El cerebro tiene la tarea de reunir información del mundo que nos rodea y de nuestro cuerpo para dirigir la conducta de la forma más apropiada; y esto lo puede hacer básicamente de dos maneras: con un análisis deliberado, de forma reflexiva, lenta, considerando diversos factores relevantes, basada en el razonamiento, con esfuerzo mental; y, como mencionamos, también de forma automática.
El psicólogo cognitivo y premio Nobel de Economía Daniel Kahneman popularizó esta dicotomía de funcionamiento entre sistemas rápidos y lentos en el gobierno de nuestras decisiones, pero muchos otros autores en la historia del pensamiento humano habían aludido a esta repartición de tareas en el concierto mental. Así, Platón dividió el alma en una parte apasionada y una parte más deliberativa, y luego filósofos como David Hume e Immanuel Kant debatieron sobre la emoción y la razón en la toma de decisiones morales.
Hoy la neurociencia muestra evidencia de que la tensión que sentimos entre la pasión y la razón, entre la intuición y la deliberación, en realidad se basa en una tensión entre sistemas que compiten en el cerebro
Imaginemos que estábamos parados en el cordón de una vereda de una calle angosta y súbitamente nos arrojamos hacia atrás porque un colectivo venía hacia nosotros y nos iba a atropellar. Esta reacción fue demasiado rápida para ser consciente. Luego, cuando pasó el peligro, nos damos cuenta concientemente de la situación y de la decisión que nos salvó la vida.

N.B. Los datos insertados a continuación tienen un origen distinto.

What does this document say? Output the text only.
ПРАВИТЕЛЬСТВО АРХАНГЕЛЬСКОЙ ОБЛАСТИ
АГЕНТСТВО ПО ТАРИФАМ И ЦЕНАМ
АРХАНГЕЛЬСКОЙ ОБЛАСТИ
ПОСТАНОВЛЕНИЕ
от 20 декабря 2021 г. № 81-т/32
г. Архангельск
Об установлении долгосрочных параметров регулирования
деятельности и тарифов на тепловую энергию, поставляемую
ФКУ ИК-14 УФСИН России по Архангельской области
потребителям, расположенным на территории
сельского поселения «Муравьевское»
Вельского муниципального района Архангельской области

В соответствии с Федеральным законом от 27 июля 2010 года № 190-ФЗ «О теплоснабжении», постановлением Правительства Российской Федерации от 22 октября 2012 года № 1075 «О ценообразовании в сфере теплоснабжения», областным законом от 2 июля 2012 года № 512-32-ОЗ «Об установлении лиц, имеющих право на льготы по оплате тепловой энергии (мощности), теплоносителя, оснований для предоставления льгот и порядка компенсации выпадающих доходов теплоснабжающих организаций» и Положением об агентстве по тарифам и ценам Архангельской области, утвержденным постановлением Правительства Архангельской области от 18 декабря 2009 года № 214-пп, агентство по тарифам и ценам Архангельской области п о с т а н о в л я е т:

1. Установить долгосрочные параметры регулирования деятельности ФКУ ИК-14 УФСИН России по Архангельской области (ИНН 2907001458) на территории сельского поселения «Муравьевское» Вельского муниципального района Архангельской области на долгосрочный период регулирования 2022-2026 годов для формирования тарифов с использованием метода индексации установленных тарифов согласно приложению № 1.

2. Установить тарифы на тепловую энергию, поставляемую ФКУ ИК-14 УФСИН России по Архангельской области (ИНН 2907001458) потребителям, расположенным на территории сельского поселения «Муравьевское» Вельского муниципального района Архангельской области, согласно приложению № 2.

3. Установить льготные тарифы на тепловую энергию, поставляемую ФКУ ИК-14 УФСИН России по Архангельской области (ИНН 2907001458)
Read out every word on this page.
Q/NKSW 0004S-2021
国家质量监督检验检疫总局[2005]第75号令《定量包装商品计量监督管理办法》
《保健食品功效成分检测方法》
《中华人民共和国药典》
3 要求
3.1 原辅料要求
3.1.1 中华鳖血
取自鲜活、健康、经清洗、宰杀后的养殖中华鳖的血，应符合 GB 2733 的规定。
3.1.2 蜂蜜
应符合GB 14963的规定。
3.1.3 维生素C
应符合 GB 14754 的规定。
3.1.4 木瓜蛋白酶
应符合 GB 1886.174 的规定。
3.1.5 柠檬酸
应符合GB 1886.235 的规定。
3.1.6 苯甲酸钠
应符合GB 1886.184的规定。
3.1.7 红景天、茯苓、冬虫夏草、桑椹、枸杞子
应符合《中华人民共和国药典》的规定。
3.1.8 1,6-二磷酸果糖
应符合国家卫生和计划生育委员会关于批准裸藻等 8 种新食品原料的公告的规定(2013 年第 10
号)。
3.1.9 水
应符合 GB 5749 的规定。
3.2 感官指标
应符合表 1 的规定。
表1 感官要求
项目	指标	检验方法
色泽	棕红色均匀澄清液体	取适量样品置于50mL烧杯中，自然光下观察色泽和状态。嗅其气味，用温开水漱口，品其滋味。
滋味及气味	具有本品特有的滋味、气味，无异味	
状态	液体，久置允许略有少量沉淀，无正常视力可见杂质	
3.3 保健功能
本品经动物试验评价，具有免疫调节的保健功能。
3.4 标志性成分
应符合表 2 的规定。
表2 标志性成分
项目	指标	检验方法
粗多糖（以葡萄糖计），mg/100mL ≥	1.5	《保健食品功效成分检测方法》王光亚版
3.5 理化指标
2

La base de un cerebro sano es la bondad
Mientras caminamos, manejamos o andamos en bicicleta, el cerebro procesa miles y miles de cálculos que nos permiten no ser conscientes de esos actos que damos por obvios. Seguramente habremos visto en un semáforo algún muchacho que hace malabares increíbles con pelotas de colores. Durante los años de práctica se fueron formando circuitos cerebrales especializados en su cerebro en un tipo de aprendizaje que llamamos “procedimental” y que le permiten hacer esta tarea con movimientos complejos en forma rápida y eficiente sin ser consciente.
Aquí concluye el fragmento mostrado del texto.